Elvin Fieldseth and Emil Mattila attended Annandale High School more than a half-century ago, but they didn’t graduate.
Instead of finishing their studies, they joined the United States Navy and Coast Guard and got an education in the school of hard knocks, also known as World War II.
Now nearly 60 years later, the two veterans will return to AHS this week to receive their diplomas.
They’ll be honored Friday, Nov. 10, the day before Veterans Day, at 11 a.m. as some of their family and more than 600 high school students look on in the new auditorium.
Supt. Steve Niklaus will present the diplomas, and school board members will attend.
“I’m looking forward to it,” said Mattila, now 79 and living in Richfield.
“I’ve waited a long time for it. It’s way overdue.”
Fieldseth, 75, of Silver Creek said: “I thought it’d be nice to have.
“I could show my grandchildren that grandpa actually did go to school,” he laughed.
AHS principal Marcia Ziegler said the ceremony will recognize the veterans and benefit students by underlining the value of an education and of serving your country.
Fieldseth and Mattila will finally get their diplomas as the result of a State of Minnesota program.
It allows World War II vets to apply to their hometown schools through county veterans service officers or on the Internet.
World War II veterans answered their country’s call to fight battles around the world for freedom and against totalitarianism, says the state Website at www.educ.state.mn.us.
“Now in their 70s and 80s, these Americans have a lifetime of education. The awarding of high school diplomas is a way to show tangible gratitude to the World War II veterans in our communities at a time when many veterans of this war may not be with us much longer.”
Fieldseth said he was 18 when he joined the Navy in 1944 during his junior year at AHS.
He thought he’d be pulled out of school anyway, and by enlisting he got to choose the branch.
He served in the South Pacific in places like Okinawa, the Phillipines and other islands aboard a troop transport called the U.S.S Butte.
“I maintained 20 mm guns as a gunner’s mate,” he said.
But when the general alarm sounded, Fieldseth headed for the 40 mm anti-aircraft guns where as first loader it was his job to feed ammunition “as fast as you could shove it in.”
The Japanese sometimes aimed their planes at U.S. ships in “kamikaze” suicide attacks.
They always headed for the aircraft carriers, Fieldseth said, “and we got lots of shots at ’em as they went by.”
Sometimes, he said, you could see the pilot’s face.
He and other sailors stood watch at night for suicide swimmers. “They’d swim out and try and blow up the ship. They were quite common.”
The Butte took fresh troops out and brought casualties back, he said.
Fieldseth said he saw a lot of suffering. “Some of those guys were very, very bad.”
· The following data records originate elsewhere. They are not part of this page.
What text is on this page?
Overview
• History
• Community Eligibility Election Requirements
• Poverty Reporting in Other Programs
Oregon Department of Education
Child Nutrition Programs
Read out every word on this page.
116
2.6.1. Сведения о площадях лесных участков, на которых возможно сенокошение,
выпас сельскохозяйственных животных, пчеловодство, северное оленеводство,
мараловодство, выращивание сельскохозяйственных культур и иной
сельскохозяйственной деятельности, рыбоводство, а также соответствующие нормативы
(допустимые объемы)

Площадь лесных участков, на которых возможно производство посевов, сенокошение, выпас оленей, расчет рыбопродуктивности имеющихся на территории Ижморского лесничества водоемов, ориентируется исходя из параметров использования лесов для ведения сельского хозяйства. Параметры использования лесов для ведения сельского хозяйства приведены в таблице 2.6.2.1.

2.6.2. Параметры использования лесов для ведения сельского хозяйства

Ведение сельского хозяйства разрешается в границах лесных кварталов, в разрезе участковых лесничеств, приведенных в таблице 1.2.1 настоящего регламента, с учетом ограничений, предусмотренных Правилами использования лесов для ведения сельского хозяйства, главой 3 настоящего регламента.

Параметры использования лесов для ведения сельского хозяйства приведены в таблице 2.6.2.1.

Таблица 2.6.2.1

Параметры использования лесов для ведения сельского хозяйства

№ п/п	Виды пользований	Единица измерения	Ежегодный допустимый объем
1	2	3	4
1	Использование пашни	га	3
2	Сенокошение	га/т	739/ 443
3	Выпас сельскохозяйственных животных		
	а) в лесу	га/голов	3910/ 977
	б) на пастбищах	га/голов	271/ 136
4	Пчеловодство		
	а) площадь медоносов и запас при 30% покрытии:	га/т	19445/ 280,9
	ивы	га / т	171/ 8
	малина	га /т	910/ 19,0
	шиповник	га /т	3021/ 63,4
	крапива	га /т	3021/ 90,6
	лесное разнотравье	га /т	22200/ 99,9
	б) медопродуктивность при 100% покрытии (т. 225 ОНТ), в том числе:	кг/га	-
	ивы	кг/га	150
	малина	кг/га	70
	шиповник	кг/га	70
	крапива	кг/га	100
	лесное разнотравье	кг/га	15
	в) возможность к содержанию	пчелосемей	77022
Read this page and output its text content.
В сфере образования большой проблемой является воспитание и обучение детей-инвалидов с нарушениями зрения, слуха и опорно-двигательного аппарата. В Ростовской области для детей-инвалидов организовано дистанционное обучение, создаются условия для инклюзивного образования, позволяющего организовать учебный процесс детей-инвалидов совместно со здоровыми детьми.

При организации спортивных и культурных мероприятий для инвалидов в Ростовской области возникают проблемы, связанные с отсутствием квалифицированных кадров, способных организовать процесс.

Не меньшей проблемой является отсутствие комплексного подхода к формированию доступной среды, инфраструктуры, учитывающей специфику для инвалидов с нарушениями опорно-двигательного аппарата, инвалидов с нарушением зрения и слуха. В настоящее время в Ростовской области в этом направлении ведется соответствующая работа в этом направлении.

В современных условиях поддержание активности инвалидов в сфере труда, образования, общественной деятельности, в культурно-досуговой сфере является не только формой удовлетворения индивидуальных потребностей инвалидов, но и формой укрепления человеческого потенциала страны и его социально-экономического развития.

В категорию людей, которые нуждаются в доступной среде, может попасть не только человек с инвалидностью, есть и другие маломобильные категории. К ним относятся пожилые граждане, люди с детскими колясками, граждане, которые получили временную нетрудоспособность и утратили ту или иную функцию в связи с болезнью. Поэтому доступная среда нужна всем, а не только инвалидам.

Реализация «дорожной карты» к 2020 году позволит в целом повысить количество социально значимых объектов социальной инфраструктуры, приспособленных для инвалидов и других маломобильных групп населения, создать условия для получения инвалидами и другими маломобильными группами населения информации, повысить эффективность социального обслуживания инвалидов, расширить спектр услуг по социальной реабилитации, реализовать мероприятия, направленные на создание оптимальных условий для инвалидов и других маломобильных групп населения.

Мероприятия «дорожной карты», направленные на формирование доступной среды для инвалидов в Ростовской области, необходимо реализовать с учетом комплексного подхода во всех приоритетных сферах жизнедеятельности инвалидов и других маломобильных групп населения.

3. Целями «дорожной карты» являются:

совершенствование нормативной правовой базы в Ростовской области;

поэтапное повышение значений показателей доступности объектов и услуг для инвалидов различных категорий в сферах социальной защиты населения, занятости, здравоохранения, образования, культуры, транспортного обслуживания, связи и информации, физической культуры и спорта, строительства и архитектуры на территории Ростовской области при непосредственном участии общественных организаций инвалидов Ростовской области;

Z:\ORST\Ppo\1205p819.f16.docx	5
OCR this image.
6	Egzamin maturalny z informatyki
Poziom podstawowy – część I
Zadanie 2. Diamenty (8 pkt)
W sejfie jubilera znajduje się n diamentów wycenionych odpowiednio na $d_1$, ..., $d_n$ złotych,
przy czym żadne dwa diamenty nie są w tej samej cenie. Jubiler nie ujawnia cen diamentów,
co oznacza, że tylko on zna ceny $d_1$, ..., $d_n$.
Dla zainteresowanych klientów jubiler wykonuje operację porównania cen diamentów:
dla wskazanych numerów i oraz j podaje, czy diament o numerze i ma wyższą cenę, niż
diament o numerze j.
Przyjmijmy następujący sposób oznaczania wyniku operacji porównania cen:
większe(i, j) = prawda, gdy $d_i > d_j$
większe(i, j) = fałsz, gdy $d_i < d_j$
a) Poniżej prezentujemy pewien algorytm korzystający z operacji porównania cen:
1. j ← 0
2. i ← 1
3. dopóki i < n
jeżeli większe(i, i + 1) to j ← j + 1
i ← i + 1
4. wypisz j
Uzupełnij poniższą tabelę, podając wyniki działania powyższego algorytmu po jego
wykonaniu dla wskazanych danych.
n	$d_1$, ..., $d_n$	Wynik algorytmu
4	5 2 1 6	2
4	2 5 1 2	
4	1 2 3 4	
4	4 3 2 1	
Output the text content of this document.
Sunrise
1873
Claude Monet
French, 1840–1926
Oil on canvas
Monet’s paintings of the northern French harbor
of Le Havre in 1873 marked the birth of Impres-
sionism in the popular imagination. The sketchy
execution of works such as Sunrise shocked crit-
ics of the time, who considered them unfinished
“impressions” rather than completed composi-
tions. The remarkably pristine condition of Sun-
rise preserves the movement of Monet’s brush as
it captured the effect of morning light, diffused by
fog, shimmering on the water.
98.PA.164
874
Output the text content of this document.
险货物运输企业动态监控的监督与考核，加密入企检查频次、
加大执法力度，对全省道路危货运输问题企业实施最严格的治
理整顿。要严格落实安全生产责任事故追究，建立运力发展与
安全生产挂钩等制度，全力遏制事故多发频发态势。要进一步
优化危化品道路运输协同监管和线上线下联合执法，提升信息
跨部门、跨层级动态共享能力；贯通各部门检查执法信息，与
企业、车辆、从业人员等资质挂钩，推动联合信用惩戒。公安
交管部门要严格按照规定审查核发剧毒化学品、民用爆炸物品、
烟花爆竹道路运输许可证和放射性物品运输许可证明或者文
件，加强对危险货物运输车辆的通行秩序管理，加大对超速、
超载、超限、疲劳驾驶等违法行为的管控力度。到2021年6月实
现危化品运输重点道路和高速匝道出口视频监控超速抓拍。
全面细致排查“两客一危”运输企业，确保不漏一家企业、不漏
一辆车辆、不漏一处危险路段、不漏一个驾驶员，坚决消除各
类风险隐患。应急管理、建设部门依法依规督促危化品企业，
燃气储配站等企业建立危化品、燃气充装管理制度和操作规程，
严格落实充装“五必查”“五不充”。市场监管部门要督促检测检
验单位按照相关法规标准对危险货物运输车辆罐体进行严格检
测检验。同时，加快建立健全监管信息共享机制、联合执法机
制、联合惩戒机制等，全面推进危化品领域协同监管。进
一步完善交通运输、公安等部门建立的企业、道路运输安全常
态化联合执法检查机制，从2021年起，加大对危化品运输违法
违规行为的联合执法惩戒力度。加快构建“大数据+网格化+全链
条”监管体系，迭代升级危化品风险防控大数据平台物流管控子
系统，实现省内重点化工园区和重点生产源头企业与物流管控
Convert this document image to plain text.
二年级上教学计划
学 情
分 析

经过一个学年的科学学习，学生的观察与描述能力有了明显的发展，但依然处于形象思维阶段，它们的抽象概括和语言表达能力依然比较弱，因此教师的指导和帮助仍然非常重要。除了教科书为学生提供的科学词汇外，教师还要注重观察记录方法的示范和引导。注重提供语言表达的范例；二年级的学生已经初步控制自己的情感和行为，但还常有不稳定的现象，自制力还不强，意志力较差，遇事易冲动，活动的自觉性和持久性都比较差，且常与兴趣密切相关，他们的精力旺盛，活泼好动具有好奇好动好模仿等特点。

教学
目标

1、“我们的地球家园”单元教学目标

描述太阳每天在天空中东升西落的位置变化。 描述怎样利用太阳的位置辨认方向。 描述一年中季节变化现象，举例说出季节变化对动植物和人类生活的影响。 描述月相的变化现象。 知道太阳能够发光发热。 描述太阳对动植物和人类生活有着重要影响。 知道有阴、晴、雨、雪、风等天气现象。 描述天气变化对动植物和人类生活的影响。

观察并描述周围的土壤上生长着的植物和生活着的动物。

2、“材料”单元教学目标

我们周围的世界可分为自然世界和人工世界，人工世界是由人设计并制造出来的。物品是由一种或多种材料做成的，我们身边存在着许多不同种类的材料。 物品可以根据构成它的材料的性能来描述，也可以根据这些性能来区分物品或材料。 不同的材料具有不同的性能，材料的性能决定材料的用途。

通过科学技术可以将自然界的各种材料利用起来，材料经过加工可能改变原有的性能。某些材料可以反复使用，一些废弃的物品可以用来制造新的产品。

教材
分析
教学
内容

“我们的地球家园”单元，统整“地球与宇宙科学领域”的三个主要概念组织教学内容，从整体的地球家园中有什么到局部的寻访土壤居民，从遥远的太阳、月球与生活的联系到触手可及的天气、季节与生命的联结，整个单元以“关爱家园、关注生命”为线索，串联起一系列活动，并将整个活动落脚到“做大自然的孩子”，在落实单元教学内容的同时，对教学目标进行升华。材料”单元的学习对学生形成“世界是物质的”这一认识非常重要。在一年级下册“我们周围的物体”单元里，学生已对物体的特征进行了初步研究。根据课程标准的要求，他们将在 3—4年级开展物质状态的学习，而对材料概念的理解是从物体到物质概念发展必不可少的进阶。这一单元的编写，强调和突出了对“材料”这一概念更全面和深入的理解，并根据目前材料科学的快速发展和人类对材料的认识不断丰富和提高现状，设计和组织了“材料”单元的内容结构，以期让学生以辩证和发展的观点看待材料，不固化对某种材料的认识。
When he was discharged after two years and four months, he got involved in civilian life and let the matter of finishing school slide.
Fieldseth said he retired about four years ago after about two decades operating graders and other heavy equipment on road maintenance for Silver Creek and Maple Lake townships and the Wright County Highways Department before that.
He also sometimes drove a bus for the Annandale schools. Until her death 2 1/2 years ago, wife Mary Ann drove school buses for more than 40 years, he said.
All six of his children — Gary, Larry and Dale and Mary Kay Gildert, Sue Stelton and Joanne Fieldseth — went to school in Annandale, he said, and all 16 of his grandchildren are in Annandale schools.
Mattila said he lived on a farm near Granite Lake and joined the Coast Guard in 1942.
He had quit school “because I knew the war was coming on.”
He worked as a welder and blacksmith, spending most of his hitch at a repair station in Ketchikan, Alaska.
“I worked on a lot of different ships,” Mattila said.
The biggest was a 10,000-ton cargo ship that ran aground and had 16 feet of water in the first hold, he said.
U.S. forces were in Alaska because the Japanese were interested in the nearby Aleutian Islands.
Mattila said the Japanese had occupied Attu and Kiska, two islands in the Aleutian chain.
He was discharged in 1945, but he had to go to work.
Mattila said he attended Dunwoodie Institute in Minneapolis on and off for seven years and became a licensed pipefitter. He retired in 1982.
Mattila’s wife, Alice, died in 1988 after they’d been married 44 years.
He has three daughters and a son.
Sharon Mornou, Shiela Flanders, and Richard Mattila live in Minneapolis, and Suzanne Pederson lives in Iowa.
“I’m sorry that I never was able to complete high school,” he said, explaining why he wants the diploma, “and felt just for my own satisfaction it would be a good feeling.”